Review: The Veiled Picture (1802)
Not to be outdone by the current deluge of time-traveling Janeites, the West Coast Bureau Correspondent discovered a pair of long stays which, if laced too tightly, send the wearer back to Georgian/Regency England … but rather than follow the herd to chase after Mr. Darcy, she recalled her duty to review the following:
Chapbooks (unbound, usually under 24 pages) and bluebooks (blue paper cover, 36-72 pages) were inexpensive, popular reading material before and through Jane Austen’s time. The Veiled Picture, originally published in 1802 and now reissued by Valancourt Books, is a “bluebook” edition of Ann Radcliffe’s The Mysteries of Udolpho, intended to make fashionable Gothic literature accessible to the common reader.
In this unofficial abridgement, the names of places and characters have been changed (Valancourt’s edition includes a handy reference guide). All the descriptions and philosophical reveries on landscape, the picturesque, morality, or poetry have been removed. What remains reads like a 72-page (!) screenplay treatment: breathless, nonstop action and, as Henry Tilney notes, hair-raising. It’s a wild ride. If Eleanor stepped away even for five minutes she would miss much of the story:
Beautiful young Emily D’Orville lives a peaceful existence in the French countryside with her loving parents. But when tragedy strikes and leaves her an orphan, Emily is separated from her true love Angereau and imprisoned in the Castle of Gorgono, her sinister uncle’s fortress in the Apennine Mountains. Can Emily escape the horrors of Gorgono, or will she fall victim to Signor Androssi and his murderous friends? And what is the mystery of the horrifying picture that hangs in a locked chamber, shrouded in a black veil?
Valancourt’s edition, edited by Jack G. Voller, includes a new introduction and notes, contemporary reviews and reactions to the original Mysteries of Udolpho, short essays on Gothic architecture and the sublime, an essay by Ann Radcliffe on the role of supernatural in poetry, and a comparison of selected passages from Udolpho with their abbreviated bluebook counterparts: see how 547 words can be compressed to 15! Last, if The Veiled Picture excites your curiosity (as it did mine), the select bibliography is an excellent resource to learn more about Ann Radcliffe, The Mysteries of Udolpho, and Gothic bluebooks.

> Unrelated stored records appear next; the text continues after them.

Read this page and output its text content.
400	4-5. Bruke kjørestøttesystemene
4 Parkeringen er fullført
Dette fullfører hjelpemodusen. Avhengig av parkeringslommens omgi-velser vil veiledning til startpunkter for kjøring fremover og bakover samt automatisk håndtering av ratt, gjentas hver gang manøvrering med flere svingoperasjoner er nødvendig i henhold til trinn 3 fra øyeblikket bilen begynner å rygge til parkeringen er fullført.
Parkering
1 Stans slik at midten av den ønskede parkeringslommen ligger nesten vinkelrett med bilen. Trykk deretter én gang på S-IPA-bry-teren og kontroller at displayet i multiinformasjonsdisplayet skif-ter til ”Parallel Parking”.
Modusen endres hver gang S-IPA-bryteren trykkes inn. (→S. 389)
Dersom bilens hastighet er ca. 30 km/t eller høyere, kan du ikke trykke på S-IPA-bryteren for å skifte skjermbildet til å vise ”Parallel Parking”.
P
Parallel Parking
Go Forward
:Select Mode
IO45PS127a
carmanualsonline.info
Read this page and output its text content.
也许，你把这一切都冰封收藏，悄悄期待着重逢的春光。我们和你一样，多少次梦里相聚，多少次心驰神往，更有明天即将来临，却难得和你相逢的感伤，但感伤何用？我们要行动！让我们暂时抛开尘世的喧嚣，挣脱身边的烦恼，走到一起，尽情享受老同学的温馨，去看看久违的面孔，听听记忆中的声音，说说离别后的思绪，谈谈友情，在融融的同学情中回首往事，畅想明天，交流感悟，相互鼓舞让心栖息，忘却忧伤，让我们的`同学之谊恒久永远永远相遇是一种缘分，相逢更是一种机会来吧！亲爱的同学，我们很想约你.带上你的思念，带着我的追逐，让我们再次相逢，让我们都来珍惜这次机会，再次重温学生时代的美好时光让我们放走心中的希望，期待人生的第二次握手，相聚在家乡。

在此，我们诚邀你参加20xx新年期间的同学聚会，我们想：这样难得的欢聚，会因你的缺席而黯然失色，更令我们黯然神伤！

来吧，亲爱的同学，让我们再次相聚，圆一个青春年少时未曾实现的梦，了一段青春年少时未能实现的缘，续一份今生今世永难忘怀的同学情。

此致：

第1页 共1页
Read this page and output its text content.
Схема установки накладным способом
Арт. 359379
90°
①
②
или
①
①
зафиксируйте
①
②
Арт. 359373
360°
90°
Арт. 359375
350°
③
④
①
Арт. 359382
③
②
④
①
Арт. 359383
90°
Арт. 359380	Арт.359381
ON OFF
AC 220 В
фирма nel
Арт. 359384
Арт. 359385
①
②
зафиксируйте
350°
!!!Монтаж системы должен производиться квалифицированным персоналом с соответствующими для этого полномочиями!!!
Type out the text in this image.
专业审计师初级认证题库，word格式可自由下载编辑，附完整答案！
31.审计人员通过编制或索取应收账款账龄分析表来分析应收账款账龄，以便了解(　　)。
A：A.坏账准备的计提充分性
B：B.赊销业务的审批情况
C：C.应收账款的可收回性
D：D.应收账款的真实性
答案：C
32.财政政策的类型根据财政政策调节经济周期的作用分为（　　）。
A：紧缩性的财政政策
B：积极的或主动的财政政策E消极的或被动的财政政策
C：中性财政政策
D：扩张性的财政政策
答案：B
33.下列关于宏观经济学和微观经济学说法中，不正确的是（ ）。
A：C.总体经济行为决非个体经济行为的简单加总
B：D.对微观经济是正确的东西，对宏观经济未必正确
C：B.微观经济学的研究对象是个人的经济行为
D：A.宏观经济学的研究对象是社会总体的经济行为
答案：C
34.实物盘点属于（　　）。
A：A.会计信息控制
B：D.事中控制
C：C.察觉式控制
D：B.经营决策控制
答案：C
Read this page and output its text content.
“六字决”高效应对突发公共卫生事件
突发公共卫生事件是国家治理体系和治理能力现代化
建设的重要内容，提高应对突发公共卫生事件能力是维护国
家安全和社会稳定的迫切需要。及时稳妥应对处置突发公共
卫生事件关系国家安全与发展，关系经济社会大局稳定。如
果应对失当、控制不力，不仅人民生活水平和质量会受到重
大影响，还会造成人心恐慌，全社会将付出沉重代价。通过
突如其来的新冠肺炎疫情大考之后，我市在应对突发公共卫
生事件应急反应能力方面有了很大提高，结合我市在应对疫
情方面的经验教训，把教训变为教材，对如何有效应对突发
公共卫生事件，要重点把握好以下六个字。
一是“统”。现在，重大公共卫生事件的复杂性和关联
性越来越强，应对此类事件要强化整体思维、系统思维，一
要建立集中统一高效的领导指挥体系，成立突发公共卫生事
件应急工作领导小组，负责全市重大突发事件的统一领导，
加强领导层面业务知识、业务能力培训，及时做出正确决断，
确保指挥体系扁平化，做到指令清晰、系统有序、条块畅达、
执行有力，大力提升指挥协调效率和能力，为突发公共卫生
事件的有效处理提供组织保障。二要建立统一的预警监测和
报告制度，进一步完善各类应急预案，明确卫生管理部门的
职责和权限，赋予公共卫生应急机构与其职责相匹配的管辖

I’m reluctant to recommend The Veiled Picture as a first experience with Udolpho, especially to those who wish to learn more about how it relates to Northanger Abbey. The original Udolpho is a more accurate place to start, because Jane Austen alluded to and parodied more than the plot alone. Udolpho’s style, subtleties, and contemplation of aesthetics immerse the reader in the Gothic environment, especially the suspense and terror Radcliffe sought to create, and all these elements are addressed in Northanger Abbey.
Nevertheless, Valancourt Books’ edition of The Veiled Picture is a fascinating little book in its own right: a peek into the past at the height of the Gothic craze and the chapbook/bluebook tradition.













Oh man. I want this. (But I’ve read Udolpho.) It seems like a really good supplemental piece, and the extras sounds really interesting. Though Udolpho won’t be quite the same without the sonnet about the mountain climber stopping to enjoy the sublime Alpine view, missing his step, and plunging to his death.